DONALD TRUMP’S bloodcurdling diatribes against Iran have shocked the world.
By the time this editorial is printed, if the US president carries out his abhorrent threats, US bombs will be raining down on Iranian bridges and power stations, ripping through a huge country’s civil infrastructure, cutting power to hospitals and homes. Bombing it “back to the stone age,” as he claims, or, in a chilling update: “A whole civilisation will die tonight.”
Israel warns Iranians not to travel by train, hinting at plans to target transport infrastructure. The escalation has begun already, with bombs falling on Kharg Island, a crucial oil export hub, and Israel again bombing the South Pars gas field, though the last time it did so Iranian retaliation caused damage to Qatar’s biggest liquefied natural gas terminal that will take years to repair.
Trump boasts that he is “not at all” bothered that what he proposes amount to war crimes. We should not be surprised.
Few wars have opened with a war crime as grave as this one did, on its very first day — the US “double tap” Tomahawk missile strike on a girls’ primary school in Minab, killing at least 175 people, most of them schoolgirls.
If it was a mistake, US War Secretary Pete Hegseth’s boasting two days later that Trump’s military would not bother with “stupid rules of engagement” suggest it was not one that caused any pangs of conscience. Since then the war crimes have come thick and fast. The US and Israel have bombed 600 schools and 30 universities. They have blown up energy infrastructure and targeted shoppers in crowded markets.
Trump’s threats are, as Scottish First Minister John Swinney rightly says, “unconscionable.”
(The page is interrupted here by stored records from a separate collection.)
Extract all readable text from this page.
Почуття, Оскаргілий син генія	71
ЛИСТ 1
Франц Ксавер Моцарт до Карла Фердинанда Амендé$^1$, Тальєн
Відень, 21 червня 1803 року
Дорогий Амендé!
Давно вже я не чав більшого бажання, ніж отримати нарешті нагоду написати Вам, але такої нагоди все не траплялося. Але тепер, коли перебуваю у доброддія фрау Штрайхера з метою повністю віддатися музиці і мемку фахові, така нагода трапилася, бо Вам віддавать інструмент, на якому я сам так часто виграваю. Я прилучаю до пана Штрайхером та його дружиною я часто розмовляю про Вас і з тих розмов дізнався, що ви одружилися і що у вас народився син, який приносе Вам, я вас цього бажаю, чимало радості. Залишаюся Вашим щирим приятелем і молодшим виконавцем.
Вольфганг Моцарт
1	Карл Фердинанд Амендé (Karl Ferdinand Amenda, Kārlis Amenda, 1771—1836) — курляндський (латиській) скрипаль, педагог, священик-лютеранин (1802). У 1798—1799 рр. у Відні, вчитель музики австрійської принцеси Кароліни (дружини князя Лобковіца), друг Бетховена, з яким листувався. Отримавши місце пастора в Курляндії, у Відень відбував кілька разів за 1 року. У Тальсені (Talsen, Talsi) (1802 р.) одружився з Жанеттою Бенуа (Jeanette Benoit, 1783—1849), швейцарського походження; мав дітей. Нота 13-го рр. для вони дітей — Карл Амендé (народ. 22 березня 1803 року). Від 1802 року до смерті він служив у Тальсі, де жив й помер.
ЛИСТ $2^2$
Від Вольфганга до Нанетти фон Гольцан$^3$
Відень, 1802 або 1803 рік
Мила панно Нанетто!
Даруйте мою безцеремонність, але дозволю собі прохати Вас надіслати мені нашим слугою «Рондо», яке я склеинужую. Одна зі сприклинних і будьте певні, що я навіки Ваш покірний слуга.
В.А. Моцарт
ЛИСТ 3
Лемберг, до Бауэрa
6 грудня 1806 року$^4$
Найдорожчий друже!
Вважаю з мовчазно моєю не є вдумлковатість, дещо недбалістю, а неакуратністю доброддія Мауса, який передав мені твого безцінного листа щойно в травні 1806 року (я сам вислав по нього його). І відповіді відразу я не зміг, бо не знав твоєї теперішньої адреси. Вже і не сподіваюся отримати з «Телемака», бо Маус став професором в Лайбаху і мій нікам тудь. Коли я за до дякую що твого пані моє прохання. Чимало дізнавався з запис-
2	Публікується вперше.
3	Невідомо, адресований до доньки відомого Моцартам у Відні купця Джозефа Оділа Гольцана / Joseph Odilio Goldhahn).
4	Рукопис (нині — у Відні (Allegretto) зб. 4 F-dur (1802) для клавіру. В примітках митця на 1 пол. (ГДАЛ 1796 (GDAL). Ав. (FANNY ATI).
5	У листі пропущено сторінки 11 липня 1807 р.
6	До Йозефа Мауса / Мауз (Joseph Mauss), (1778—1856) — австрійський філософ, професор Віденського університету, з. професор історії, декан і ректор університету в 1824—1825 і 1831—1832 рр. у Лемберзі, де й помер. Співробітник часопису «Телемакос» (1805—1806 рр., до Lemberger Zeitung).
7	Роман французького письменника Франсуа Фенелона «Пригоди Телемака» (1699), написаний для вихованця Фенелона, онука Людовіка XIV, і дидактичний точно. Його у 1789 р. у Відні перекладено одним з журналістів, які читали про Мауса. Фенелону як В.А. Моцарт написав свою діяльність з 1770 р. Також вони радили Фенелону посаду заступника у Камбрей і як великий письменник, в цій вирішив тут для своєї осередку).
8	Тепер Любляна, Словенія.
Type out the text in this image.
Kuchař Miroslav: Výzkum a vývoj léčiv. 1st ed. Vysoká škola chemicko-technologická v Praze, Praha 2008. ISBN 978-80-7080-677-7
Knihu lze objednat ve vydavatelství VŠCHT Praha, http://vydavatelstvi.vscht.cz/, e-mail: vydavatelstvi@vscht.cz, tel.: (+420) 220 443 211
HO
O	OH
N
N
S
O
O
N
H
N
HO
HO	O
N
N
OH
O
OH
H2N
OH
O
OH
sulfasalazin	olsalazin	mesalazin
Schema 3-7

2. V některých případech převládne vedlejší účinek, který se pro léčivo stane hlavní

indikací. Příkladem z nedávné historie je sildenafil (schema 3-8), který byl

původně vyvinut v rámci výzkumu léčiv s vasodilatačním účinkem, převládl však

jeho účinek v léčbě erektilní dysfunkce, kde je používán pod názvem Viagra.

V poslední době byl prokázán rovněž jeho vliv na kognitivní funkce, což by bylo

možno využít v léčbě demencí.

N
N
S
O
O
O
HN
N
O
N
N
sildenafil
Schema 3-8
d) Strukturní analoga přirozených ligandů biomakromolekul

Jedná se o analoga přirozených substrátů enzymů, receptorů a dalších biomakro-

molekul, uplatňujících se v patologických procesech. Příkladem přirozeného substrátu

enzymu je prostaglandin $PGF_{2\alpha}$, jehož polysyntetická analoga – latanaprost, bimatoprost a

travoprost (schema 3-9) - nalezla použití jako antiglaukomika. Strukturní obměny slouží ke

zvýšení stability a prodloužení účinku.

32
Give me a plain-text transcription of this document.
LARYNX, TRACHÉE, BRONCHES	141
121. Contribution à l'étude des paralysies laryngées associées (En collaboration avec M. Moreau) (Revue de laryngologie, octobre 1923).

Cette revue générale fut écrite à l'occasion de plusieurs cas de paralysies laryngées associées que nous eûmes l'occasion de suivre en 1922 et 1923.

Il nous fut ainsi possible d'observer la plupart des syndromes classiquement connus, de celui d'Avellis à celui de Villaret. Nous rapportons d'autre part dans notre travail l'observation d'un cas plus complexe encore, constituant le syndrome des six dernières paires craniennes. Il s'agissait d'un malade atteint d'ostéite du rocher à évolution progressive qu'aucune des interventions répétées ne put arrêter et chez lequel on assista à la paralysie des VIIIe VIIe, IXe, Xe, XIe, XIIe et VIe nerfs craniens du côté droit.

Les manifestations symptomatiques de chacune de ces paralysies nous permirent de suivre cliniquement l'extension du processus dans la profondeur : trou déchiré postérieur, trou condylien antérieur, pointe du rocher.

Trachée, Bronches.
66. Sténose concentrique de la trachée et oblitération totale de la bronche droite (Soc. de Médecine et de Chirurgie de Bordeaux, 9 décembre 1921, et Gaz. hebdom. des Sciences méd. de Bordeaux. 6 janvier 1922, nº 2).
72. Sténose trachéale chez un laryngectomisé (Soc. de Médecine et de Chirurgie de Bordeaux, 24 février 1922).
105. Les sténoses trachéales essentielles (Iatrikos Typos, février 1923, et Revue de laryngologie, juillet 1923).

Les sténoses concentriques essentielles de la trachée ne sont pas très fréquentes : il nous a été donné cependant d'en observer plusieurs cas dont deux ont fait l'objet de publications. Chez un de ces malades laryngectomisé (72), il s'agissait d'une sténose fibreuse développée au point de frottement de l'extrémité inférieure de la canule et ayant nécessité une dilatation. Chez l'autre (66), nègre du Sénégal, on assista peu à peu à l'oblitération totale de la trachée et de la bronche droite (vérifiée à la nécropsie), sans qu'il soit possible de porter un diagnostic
Swinney is also right to ask what our government is doing to de-escalate matters — to stop these war crimes from happening. Britain has, in the past, occasionally restrained the United States — Clement Attlee famously flew to Washington to persuade Harry Truman not to use atom bombs in Korea.
Probably Keir Starmer has less influence with Trump than Attlee with Truman, but there is no sign he even intends to try. Labour’s party political broadcast is self-congratulatory drivel, the Prime Minister bragging that he has kept Britain out of the war where the Tories and Reform would have plunged us in.
But — as 14 more arrests at RAF Lakenheath yesterday attest — that isn’t true. Starmer has involved Britain directly in the war. Peace campaigners there report that over 100 US warplanes have deployed from that base — misnamed, since despite being in Suffolk it is exclusively used by the US air force, not Britain’s — to take part in Trump’s illegal war.
Starmer cannot even warn Trump this arrangement is over. That the US president’s public announcement he intends to commit war crimes means we cannot allow the US military to do so from our territory. He won’t even call the threats out for the outrage they are: the most his government can manage is the Education Secretary mumbling that “it is not language or an approach that this government would be taking.”
The US has, of course, committed war crimes before: often with Britain in tow. The 1999 assault on Yugoslavia saw massive destruction of civilian infrastructure, as did the 2003 invasion of Iraq.
The latter led to enormous cultural destruction too, the looting of ancient treasures and — in the ensuing civil war, which raged for years — the intentional demolition of heritage sites that had stood for thousands of years.
The price Iranians could pay may be higher still. Trump’s shameless celebration of war crimes means they will be committed with impunity, on an even larger scale.
Our government’s cowardice at this moment is unforgivable. Instead of standing up to Trump it arrests peace activists trying to stop the horror.
Starmer is, and remains, complicit: every Labour representative should be challenged on that.